I'm heading to Nebraska in 3 weeks. We hunt the northeast side of the state. Deer hunting is awesome, even on state land. We go during rifle season, the tag is over the counter and good for whitetail or mule deer. in the last 6 years no one in my group has shot a mulie, to many giant whitetails get in the way first. I know farther west in Nebraska is a lot better mule deer country.


----------



## Hunting18

HookedUp said:


> I hunted that area for the pasted 5 years. PM with any questions you have and I'll try to help you out. Are you going for bow or rifle season?





scott7030 said:


> I'm heading to Nebraska in 3 weeks. We hunt the northeast side of the state. Deer hunting is awesome, even on state land. We go during rifle season, the tag is over the counter and good for whitetail or mule deer. in the last 6 years no one in my group has shot a mulie, to many giant whitetails get in the way first. I know farther west in Nebraska is a lot better mule deer country.


Thanks Hooked up, I will definitely be in contact with you soon. I would prefer to go during bow season, but the other two I am going with would like to go rifle at least the first year so I believe it will be a rifle hunt. 
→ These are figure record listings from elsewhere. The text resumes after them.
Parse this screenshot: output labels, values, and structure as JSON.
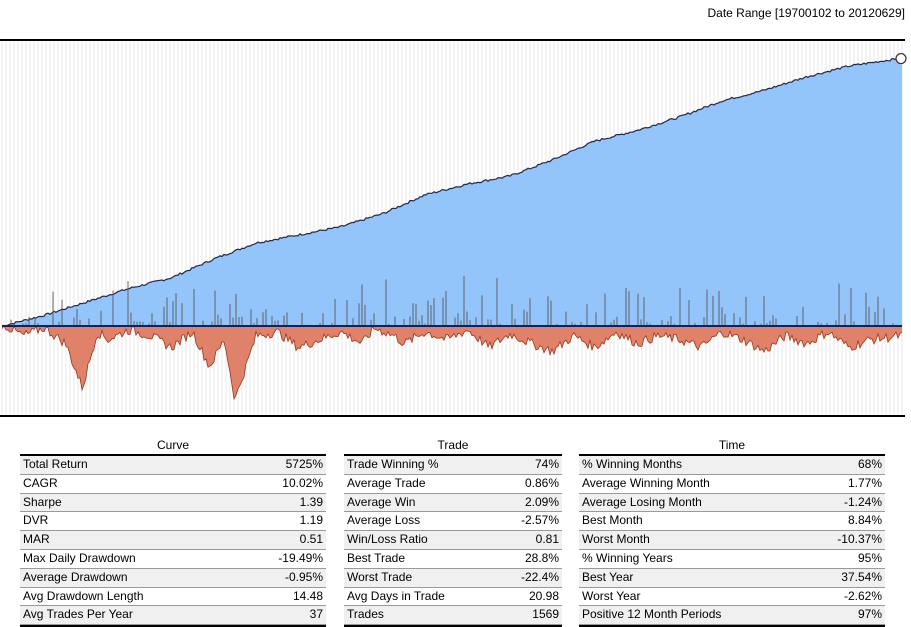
{
  "header": {
    "date_range": "Date Range [19700102 to 20120629]"
  },
  "chart_data": {
    "type": "area",
    "title": "",
    "x_start": "19700102",
    "x_end": "20120629",
    "grid": true,
    "colors": {
      "equity_fill": "#93c5fb",
      "equity_line": "#1a2a5a",
      "drawdown_fill": "#e0826a",
      "drawdown_line": "#8c3a22",
      "trade_bars": "#5a5a5a",
      "zero_line": "#2a1a4a",
      "grid_line": "#d8d8d8"
    },
    "equity_series": {
      "name": "Curve",
      "x_year": [
        1970,
        1972,
        1974,
        1976,
        1978,
        1980,
        1982,
        1984,
        1986,
        1988,
        1990,
        1992,
        1994,
        1996,
        1998,
        2000,
        2002,
        2004,
        2006,
        2008,
        2010,
        2012.5
      ],
      "y_relative": [
        0,
        0.04,
        0.09,
        0.14,
        0.18,
        0.25,
        0.31,
        0.34,
        0.37,
        0.42,
        0.49,
        0.53,
        0.56,
        0.62,
        0.69,
        0.73,
        0.78,
        0.84,
        0.88,
        0.93,
        0.97,
        1.0
      ]
    },
    "drawdown_series": {
      "name": "Drawdown",
      "x_year": [
        1970,
        1971,
        1972,
        1973,
        1973.8,
        1974.5,
        1975,
        1976,
        1977,
        1978,
        1979,
        1979.8,
        1980.5,
        1981,
        1982,
        1983,
        1984,
        1985,
        1986,
        1987,
        1987.6,
        1988.5,
        1989,
        1990,
        1991,
        1992,
        1993,
        1994,
        1995,
        1996,
        1997,
        1998,
        1999,
        2000,
        2001,
        2002,
        2003,
        2004,
        2005,
        2006,
        2007,
        2008,
        2009,
        2010,
        2011,
        2012.5
      ],
      "y_pct": [
        0,
        -3,
        -1,
        -5,
        -16.5,
        -2,
        -4,
        -1.5,
        -3,
        -6,
        -2,
        -11,
        -4,
        -19.5,
        -3,
        -2,
        -6,
        -4,
        -2,
        -5,
        -1,
        -3,
        -5,
        -2,
        -4,
        -1.5,
        -6,
        -2.5,
        -5,
        -7,
        -3,
        -6,
        -2,
        -5,
        -3,
        -4,
        -6,
        -2,
        -4,
        -7,
        -3,
        -5,
        -2,
        -6,
        -4,
        -3
      ]
    },
    "ylim_drawdown": [
      -20,
      0
    ]
  },
  "tables": [
    {
      "title": "Curve",
      "rows": [
        {
          "label": "Total Return",
          "value": "5725%"
        },
        {
          "label": "CAGR",
          "value": "10.02%"
        },
        {
          "label": "Sharpe",
          "value": "1.39"
        },
        {
          "label": "DVR",
          "value": "1.19"
        },
        {
          "label": "MAR",
          "value": "0.51"
        },
        {
          "label": "Max Daily Drawdown",
          "value": "-19.49%"
        },
        {
          "label": "Average Drawdown",
          "value": "-0.95%"
        },
        {
          "label": "Avg Drawdown Length",
          "value": "14.48"
        },
        {
          "label": "Avg Trades Per Year",
          "value": "37"
        }
      ]
    },
    {
      "title": "Trade",
      "rows": [
        {
          "label": "Trade Winning %",
          "value": "74%"
        },
        {
          "label": "Average Trade",
          "value": "0.86%"
        },
        {
          "label": "Average Win",
          "value": "2.09%"
        },
        {
          "label": "Average Loss",
          "value": "-2.57%"
        },
        {
          "label": "Win/Loss Ratio",
          "value": "0.81"
        },
        {
          "label": "Best Trade",
          "value": "28.8%"
        },
        {
          "label": "Worst Trade",
          "value": "-22.4%"
        },
        {
          "label": "Avg Days in Trade",
          "value": "20.98"
        },
        {
          "label": "Trades",
          "value": "1569"
        }
      ]
    },
    {
      "title": "Time",
      "rows": [
        {
          "label": "% Winning Months",
          "value": "68%"
        },
        {
          "label": "Average Winning Month",
          "value": "1.77%"
        },
        {
          "label": "Average Losing Month",
          "value": "-1.24%"
        },
        {
          "label": "Best Month",
          "value": "8.84%"
        },
        {
          "label": "Worst Month",
          "value": "-10.37%"
        },
        {
          "label": "% Winning Years",
          "value": "95%"
        },
        {
          "label": "Best Year",
          "value": "37.54%"
        },
        {
          "label": "Worst Year",
          "value": "-2.62%"
        },
        {
          "label": "Positive 12 Month Periods",
          "value": "97%"
        }
      ]
    }
  ]
}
Scott7030 I hear there are some really nice whitetails, I would be going for Mule deer as I can shoot whitetails here in Michigan. But you never know what would happen if a monster whitetail stepped in front of me...


----------



## HookedUp

I love to bow hunt more then anything I haven't gun hunted in many years just kinda lost interest in it. With that being said I would suggest your first year out there with a rifle in your hand not a bow. It's big country to hunt/learn how to hunt it. Learn the land your first year and scout for years to come with a bow. What town are you looking to stay in?


----------



## bucko12pt

We hunt further east from there in NE in both whitetail and Mulie country. My son and friends hunted in that area north of Scottsbluff and they took some great deer there. 

It is CWD country, so you might consider having your deer checked and know and understand the rules about bringing 
the meat back to Michigan. 

Good luck NE has some great trophys.


----------



## scott7030

Here's a whitetail that I shot in northeast Nebraska. Giant 8 point. he scores over 143" almost 7" bases. Hard to let these walk by for a Mulie.


----------



## JeremiahA

scott7030 said:


> I'm heading to Nebraska in 3 weeks. We hunt the northeast side of the state. Deer hunting is awesome, even on state land. We go during rifle season, the tag is over the counter and good for whitetail or mule deer. in the last 6 years no one in my group has shot a mulie, to many giant whitetails get in the way first. I know farther west in Nebraska is a lot better mule deer country.


where in north east nebraska do you go?There’s so little public land here. I just moved here and just need to find somewhere to hunt.


----------